İman ile amel arasındaki irtibatın nasıl kurulmasını belirlemede anahtar rol oynayan başlıkta yer alan bu ve benzeri âyetler köklü değişim ve dönüşümünü insanın öncelikle kendisinde başlamasına vurgu yapmıştır. Zira iyi anlamda bir değişim ve dönüşüm yaşamayan biri, kendisi problem olduğundan herhangi bir problemi çözmesi de beklenemez. İman edenlere tekrar iman ediniz emriyle vurgu yapması, inanıyorsanız Allah’ın emirlerine itaat edin ve ona göre bir hayat yaşamaya dair bir teşviktir. Bu emri içselleştirmeyen ve dili ile kalbini bu emir üzerinde birleştirmeyenler o emri icra etmekte de başarılı olamazlar. Bundandır ki Allah, “Emrolunduğun gibi dost doğru ol” (Hûd, 11/112) emriyle değişim ve dönüşümün ilk sırasına İslâm’ın baş mübelliği ve ilâhî vahyin ilk muhatabı olan Hz. Peygamber’i koymuştur. Hz. Peygamber (sas) ise bu emrin ağırlığını ve taşıdığı sorumluğu iliklerine kadar hissetmiş ve bu emri içeren sûre için de “Beni Hûd Sûresi ihtiyarlattı, belimi büktü.” demiştir. Bu durum Hz. Peygamber’e ağır bir sorumluluk yüklerken, düşmanlarına da iyice düşünmeleri için büyük bir ders vermiştir. Hz. Âişe’nin tespitiyle “yürüyen bir Kur’ân” olan Hz. Peygamber’in İslâm ile uyumlu olan yaşantısı Mekkeli müşriklerin onu itibarsızlaştırma konusunda işlerini zorlaştırmıştır. Zira “Muhammedü’l Emin” sıfatı bizzat kendilerince Hz. Peygamber’e verilmiştir.

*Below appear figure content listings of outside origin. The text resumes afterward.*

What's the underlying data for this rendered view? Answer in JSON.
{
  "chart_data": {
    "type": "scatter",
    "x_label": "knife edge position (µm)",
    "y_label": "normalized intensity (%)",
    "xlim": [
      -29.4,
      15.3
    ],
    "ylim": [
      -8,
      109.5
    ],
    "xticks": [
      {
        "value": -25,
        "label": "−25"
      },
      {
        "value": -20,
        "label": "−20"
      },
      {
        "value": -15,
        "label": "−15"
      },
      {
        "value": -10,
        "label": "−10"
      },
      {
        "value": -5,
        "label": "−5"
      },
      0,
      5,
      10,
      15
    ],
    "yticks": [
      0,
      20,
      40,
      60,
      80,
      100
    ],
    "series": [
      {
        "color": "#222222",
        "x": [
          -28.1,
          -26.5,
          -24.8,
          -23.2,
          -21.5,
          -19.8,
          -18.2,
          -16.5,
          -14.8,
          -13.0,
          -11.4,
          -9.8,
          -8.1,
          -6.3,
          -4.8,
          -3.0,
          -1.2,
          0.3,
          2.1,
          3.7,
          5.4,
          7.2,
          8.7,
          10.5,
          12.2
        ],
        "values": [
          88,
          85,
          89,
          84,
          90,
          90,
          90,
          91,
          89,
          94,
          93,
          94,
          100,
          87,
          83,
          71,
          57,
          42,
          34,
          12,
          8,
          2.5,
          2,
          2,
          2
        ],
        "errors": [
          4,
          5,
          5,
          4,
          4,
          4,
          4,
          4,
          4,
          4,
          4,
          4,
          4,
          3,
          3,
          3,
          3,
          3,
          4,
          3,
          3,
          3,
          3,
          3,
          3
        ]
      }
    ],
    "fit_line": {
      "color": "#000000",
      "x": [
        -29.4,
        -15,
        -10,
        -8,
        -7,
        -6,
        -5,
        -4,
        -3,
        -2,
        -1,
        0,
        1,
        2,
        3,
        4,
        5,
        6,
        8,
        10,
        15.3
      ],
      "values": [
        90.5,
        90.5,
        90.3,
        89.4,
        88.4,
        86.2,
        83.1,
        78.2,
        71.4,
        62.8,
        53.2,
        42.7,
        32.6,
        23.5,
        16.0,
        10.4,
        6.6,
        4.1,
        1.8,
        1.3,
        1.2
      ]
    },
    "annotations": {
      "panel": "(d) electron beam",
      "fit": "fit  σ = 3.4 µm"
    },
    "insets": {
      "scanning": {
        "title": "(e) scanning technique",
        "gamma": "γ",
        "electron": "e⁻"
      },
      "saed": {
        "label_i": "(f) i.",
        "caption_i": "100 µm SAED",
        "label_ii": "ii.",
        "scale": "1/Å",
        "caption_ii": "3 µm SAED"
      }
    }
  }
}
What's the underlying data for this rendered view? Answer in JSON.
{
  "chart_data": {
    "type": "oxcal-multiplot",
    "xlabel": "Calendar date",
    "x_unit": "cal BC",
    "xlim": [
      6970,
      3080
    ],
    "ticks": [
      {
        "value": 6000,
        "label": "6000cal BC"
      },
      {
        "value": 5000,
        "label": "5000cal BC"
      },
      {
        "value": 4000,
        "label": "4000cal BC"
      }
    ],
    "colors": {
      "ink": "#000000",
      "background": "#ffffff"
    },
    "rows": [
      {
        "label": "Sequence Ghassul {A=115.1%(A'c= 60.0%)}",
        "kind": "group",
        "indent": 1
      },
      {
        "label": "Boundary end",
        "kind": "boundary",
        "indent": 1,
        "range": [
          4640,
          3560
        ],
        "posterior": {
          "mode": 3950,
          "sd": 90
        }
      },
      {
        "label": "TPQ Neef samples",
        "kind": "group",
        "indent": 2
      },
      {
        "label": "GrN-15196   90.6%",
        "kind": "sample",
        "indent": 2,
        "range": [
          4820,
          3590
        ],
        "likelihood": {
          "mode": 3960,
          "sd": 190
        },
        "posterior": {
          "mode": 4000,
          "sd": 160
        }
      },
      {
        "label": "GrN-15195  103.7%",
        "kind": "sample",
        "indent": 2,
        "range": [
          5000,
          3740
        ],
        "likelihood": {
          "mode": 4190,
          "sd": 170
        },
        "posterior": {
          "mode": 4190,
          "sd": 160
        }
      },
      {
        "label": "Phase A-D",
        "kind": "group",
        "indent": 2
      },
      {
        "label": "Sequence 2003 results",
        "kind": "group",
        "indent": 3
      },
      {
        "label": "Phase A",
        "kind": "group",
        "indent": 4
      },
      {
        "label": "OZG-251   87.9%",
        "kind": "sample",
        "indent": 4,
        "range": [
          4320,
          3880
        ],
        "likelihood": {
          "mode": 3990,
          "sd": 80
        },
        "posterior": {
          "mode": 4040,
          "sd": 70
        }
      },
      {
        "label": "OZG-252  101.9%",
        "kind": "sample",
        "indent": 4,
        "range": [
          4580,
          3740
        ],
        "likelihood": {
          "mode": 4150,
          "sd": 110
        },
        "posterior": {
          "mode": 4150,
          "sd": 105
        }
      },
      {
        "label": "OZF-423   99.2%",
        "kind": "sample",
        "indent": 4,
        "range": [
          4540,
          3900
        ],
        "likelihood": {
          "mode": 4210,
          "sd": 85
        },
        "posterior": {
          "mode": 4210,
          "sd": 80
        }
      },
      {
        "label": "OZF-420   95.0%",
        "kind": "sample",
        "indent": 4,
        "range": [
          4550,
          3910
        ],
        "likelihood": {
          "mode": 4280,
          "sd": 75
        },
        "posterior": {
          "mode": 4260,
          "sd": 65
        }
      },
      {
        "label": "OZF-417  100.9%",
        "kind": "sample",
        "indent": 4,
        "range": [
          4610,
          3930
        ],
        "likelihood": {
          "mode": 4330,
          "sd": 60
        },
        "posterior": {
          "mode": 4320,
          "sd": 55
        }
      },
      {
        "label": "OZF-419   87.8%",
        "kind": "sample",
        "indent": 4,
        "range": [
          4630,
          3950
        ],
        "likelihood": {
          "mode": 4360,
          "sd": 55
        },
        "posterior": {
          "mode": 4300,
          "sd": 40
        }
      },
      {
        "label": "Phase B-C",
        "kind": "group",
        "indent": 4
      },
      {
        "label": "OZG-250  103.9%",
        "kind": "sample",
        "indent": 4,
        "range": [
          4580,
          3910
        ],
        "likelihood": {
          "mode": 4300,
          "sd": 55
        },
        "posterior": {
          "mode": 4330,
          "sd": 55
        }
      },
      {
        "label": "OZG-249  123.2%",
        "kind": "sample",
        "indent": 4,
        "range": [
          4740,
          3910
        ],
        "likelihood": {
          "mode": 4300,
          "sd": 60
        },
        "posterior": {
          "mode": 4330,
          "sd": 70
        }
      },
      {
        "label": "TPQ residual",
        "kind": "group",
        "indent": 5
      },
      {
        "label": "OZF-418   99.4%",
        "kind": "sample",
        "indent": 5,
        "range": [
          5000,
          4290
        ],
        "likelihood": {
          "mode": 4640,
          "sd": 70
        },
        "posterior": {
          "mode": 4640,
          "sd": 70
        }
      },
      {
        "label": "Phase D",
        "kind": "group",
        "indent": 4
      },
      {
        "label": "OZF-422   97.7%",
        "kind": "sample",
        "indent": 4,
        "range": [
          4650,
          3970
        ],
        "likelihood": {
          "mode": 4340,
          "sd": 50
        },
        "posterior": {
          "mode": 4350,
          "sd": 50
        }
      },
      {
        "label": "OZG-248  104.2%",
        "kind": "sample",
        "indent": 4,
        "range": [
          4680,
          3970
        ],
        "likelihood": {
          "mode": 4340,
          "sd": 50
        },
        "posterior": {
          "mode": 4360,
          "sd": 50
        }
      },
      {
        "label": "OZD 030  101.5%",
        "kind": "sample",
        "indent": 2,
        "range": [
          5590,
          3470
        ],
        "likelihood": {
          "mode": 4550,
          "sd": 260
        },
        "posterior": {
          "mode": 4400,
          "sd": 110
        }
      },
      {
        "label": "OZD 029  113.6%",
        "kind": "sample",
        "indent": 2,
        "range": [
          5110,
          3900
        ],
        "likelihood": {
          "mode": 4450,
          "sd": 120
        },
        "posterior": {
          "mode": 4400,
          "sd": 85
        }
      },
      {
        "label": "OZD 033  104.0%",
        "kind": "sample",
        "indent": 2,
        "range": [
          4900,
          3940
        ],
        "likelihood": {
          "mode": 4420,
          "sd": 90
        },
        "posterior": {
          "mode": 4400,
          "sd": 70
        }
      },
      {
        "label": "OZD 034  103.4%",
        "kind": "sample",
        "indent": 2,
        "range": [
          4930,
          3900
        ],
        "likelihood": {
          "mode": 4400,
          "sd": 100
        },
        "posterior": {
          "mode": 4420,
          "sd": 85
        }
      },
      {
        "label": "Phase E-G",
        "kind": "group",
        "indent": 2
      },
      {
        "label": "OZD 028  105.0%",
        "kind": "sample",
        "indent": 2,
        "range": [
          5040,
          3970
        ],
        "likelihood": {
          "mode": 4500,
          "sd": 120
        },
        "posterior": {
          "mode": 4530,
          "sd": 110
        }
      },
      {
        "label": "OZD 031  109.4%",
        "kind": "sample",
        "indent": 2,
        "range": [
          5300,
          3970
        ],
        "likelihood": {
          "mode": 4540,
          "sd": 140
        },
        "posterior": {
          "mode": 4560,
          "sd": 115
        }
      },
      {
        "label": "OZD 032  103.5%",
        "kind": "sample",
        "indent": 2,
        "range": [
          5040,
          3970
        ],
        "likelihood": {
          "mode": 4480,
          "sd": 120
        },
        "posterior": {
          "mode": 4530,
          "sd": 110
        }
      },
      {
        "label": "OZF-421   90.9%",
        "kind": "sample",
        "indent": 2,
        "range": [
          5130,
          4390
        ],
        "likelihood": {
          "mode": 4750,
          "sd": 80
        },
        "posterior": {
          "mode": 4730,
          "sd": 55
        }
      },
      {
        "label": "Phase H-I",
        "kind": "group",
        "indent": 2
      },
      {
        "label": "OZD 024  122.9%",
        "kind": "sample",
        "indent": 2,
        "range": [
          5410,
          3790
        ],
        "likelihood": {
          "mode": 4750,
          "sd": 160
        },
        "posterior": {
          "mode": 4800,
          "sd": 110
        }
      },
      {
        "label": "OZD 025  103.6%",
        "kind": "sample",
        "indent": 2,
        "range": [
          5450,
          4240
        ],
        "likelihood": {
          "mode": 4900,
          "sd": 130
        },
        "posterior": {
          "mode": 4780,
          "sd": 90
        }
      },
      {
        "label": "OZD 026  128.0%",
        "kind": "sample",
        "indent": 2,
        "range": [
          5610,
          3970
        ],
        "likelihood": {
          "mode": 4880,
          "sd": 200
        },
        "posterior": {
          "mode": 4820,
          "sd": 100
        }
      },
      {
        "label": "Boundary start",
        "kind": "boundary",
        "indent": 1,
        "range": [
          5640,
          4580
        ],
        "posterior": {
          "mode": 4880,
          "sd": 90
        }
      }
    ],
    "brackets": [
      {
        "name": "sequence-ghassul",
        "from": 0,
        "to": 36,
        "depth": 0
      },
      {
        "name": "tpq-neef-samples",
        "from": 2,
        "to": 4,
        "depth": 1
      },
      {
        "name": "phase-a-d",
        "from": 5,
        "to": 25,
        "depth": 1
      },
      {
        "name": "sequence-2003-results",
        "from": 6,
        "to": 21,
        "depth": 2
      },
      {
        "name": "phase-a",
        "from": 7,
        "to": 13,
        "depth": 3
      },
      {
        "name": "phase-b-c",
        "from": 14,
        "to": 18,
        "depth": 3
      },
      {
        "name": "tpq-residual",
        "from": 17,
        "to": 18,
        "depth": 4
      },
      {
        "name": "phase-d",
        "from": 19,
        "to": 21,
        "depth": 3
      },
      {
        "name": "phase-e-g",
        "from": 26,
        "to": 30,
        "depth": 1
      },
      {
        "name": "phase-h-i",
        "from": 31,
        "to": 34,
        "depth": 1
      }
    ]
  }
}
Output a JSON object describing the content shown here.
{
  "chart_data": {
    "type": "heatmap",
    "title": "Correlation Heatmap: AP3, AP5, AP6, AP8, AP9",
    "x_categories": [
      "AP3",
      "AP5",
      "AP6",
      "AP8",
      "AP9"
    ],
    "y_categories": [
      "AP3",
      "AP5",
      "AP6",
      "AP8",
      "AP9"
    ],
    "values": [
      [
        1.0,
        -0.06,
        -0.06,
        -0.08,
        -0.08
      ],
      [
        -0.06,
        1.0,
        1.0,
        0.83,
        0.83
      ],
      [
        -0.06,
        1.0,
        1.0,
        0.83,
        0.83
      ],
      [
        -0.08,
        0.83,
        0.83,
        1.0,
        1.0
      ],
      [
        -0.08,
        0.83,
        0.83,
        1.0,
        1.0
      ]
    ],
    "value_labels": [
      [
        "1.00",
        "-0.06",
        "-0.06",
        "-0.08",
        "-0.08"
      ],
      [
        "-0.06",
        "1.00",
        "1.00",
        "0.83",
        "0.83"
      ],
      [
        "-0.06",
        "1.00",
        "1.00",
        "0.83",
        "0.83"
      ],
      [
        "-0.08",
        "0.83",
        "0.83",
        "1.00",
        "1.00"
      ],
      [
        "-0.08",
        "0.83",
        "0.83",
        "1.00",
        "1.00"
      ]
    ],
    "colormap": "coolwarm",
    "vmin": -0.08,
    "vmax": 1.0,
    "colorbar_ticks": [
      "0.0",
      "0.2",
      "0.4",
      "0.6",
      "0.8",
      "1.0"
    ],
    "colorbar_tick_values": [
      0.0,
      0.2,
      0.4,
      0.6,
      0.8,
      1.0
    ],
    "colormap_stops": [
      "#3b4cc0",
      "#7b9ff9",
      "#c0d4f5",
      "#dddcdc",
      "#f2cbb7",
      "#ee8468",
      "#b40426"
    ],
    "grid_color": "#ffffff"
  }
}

Hz. Peygamber’in, İslâm devletinin ilk hazırlık aşaması olan Birinci Akabe biatında Medineli Müslümanlardan kesin sözler aldığını, bu alınan sözler üzerinde bizim de derin bir şekilde düşünmemiz gerekir. Hangi sözleri almıştı Medinelilerden? Biz Müslümanların bugün derin bir şekilde üzerinde düşünmemizi gerektiren şeylerdir. Peki, Hz. Peygamber ne istemişti Medinelilerden;

“Hiçbir şeyi Allah’a ortak koşmayacaklarına, hırsızlık ve zina yapmayacaklarına, çocuklarını öldürmeyeceklerine, birbirlerine iftira etmeyeceklerine, emirlerine uyacaklarına” dair biat almıştır. (İbn Hişam, 1/483)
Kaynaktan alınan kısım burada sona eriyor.